Они вновь взгромоздились на коней. В этот раз Саломатин не строил из себя орла — позволил подсадить в седло. Они миновали маленькую деревню, состоявшую из короткой улочки. При виде всадников из ближнего дома выскочила худенькая девчушка, интендант помахал ей рукой и крикнул:
— На обратном пути, Настя!
Девчушка заулыбалась и помахала в ответ. Улыбалась она так радостно, что Саломатина кольнула зависть: интенданта здесь встречали с любовью. Так прихвостень он или нет?…
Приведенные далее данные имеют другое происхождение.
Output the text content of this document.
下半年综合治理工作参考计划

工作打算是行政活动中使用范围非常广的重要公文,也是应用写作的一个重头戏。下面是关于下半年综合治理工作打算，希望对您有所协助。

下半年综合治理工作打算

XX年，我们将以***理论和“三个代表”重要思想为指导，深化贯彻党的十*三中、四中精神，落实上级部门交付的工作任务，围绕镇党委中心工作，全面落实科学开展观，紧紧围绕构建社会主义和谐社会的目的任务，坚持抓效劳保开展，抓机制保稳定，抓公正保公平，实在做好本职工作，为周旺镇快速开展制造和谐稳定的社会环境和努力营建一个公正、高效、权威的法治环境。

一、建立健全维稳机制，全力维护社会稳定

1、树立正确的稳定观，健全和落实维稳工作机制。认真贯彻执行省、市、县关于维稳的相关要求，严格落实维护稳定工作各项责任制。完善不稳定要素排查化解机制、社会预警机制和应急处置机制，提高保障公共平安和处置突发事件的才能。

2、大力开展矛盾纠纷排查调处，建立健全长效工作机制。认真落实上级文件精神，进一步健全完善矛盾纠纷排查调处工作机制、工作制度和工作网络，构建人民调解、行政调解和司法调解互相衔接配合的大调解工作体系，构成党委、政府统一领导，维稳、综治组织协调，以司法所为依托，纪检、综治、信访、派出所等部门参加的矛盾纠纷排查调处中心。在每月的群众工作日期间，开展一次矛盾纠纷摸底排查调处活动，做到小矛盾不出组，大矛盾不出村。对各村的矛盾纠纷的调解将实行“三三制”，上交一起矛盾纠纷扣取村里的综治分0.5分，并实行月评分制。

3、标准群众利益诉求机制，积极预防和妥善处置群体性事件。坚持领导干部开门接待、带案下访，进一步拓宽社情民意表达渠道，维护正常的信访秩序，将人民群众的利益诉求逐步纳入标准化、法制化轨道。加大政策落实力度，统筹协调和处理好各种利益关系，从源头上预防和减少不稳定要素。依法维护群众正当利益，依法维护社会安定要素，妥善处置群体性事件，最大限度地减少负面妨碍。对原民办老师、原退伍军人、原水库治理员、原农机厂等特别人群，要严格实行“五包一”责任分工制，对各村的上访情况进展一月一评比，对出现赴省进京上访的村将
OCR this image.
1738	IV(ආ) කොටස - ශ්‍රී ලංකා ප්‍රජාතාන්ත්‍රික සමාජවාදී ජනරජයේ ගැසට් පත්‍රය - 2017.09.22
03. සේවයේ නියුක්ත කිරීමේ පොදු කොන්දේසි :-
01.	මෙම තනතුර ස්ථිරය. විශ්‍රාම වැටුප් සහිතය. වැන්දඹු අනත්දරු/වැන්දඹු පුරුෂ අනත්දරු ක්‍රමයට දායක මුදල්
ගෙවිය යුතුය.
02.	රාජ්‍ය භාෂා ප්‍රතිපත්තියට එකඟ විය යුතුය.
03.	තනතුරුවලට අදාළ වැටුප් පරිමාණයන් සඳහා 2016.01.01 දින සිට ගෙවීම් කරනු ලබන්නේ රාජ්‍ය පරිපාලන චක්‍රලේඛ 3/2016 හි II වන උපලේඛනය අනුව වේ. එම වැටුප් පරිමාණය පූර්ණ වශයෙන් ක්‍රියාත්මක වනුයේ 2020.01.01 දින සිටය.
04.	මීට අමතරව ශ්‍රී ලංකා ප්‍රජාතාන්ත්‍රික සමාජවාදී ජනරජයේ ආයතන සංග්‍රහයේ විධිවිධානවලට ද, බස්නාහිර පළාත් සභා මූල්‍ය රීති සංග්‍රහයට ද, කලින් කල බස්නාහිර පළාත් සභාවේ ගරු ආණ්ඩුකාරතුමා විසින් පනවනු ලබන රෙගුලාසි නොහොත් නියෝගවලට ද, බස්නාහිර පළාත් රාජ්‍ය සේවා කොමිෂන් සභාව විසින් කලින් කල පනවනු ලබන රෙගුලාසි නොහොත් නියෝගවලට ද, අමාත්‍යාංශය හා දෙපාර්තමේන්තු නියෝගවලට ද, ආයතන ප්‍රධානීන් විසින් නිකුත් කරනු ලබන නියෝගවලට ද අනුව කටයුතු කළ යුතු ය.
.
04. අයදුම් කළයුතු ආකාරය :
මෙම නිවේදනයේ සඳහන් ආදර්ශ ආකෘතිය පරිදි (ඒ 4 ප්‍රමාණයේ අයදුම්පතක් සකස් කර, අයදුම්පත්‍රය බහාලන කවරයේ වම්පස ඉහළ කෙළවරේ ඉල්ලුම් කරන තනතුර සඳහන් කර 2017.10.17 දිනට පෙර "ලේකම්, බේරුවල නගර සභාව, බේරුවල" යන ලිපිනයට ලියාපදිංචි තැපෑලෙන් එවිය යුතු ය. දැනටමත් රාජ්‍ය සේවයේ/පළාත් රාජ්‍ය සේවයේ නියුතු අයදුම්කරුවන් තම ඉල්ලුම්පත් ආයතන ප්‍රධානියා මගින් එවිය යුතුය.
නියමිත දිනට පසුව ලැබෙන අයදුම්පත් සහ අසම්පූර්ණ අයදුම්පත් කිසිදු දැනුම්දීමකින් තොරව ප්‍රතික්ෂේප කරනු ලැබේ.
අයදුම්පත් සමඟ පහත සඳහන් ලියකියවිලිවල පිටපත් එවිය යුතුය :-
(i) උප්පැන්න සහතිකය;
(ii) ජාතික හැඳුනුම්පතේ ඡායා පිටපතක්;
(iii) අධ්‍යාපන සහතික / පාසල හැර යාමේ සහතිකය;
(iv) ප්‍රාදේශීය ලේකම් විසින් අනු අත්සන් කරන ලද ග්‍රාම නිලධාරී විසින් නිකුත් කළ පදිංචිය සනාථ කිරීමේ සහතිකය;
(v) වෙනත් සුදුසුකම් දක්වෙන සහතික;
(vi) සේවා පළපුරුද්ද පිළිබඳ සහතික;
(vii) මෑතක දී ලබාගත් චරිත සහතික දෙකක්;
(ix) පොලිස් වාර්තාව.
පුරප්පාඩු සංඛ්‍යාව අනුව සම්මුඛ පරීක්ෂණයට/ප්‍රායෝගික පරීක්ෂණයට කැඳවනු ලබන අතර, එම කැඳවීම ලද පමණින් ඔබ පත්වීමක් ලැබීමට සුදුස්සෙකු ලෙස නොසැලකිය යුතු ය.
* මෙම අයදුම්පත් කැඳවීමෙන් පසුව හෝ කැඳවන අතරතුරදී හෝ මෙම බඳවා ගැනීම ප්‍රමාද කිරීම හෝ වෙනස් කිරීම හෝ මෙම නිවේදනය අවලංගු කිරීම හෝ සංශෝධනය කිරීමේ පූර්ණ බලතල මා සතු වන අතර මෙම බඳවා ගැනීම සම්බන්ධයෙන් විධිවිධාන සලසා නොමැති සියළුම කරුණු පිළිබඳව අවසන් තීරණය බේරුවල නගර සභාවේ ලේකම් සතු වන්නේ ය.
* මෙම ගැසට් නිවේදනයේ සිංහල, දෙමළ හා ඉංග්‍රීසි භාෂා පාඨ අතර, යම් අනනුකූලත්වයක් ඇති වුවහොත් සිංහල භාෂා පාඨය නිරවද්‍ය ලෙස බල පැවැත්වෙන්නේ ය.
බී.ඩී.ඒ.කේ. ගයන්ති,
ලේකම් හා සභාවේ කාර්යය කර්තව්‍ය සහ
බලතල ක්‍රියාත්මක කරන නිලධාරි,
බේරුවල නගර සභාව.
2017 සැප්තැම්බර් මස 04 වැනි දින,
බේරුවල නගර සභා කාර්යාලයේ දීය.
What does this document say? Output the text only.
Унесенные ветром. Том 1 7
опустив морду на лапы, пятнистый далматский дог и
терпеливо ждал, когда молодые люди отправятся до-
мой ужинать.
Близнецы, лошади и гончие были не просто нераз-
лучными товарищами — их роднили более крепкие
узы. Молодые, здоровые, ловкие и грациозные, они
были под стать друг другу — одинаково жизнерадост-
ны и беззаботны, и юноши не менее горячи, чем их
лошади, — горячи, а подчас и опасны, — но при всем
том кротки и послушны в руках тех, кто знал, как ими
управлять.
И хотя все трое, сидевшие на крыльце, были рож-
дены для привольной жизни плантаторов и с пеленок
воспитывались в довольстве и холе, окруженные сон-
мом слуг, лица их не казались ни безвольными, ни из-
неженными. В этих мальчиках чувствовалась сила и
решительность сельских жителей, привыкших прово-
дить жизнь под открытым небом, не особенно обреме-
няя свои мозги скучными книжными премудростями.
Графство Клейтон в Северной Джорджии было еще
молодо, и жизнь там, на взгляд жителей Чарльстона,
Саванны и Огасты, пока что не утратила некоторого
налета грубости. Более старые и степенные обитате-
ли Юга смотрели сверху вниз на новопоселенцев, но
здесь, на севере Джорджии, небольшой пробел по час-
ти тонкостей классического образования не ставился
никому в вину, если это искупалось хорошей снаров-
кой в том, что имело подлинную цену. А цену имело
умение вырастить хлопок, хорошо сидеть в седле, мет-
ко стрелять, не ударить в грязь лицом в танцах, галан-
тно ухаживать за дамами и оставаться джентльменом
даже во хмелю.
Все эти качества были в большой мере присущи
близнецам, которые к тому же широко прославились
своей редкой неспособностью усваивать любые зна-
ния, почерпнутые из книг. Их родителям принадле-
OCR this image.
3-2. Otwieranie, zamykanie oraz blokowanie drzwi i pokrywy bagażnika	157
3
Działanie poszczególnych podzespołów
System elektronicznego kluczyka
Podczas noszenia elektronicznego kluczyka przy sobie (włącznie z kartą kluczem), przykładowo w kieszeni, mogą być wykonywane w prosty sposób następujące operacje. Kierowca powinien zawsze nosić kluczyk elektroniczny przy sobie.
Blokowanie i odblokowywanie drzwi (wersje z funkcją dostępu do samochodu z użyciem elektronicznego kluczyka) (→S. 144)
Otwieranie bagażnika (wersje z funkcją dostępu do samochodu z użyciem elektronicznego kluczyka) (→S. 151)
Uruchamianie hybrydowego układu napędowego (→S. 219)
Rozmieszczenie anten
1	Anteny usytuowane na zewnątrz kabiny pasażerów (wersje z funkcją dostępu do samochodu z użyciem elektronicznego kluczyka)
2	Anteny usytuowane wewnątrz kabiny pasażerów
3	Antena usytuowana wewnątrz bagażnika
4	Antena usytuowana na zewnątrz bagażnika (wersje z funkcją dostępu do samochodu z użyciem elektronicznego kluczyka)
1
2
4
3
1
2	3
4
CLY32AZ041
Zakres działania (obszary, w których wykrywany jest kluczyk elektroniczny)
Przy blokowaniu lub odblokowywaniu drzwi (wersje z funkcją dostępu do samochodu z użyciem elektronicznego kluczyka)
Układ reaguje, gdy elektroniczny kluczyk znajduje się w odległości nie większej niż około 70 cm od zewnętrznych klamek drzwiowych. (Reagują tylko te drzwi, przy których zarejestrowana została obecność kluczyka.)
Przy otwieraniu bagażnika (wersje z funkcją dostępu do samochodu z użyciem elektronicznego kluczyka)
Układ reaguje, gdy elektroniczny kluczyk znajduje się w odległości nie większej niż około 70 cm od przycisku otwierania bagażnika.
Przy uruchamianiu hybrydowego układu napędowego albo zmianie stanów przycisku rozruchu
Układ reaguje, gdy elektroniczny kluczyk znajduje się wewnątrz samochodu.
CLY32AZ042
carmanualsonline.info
Спустя полчаса Саломатин узнал дорогу и понял, куда направляются. К его удивлению впереди показался завал из спиленных елей, преграждавших путь.
— Твои люди валили, — пояснил интендант, спрыгивая наземь. — Народ по деревням любопытный, найдут — вмиг растащат…
За завалом не оказалось знакомого Саломатину шлагбаума и шалаша — как и не бывало. «Убрали!» — догадался Саломатин. Зато боеприпасы были на месте: штабеля винтовочных патронов и снарядов шрапнели под маскировочной сетью.
— Должны были взорвать! — удивился старший лейтенант, гладя окрашенный бок ящика. — Взвод НКВД охранял. Строго! Боеприпасы выдавали по бумаге с подписью и печатью командира полка, хорошо Брагин заранее заготовил…
— Сбежали «энкавэдисты»! — хмыкнул его спутник и вздохнул: — А Брагин не доехал. У него в телеге взрывчатка была…
— Для двух винтовок много патронов! — хитро улыбнулся старший лейтенант.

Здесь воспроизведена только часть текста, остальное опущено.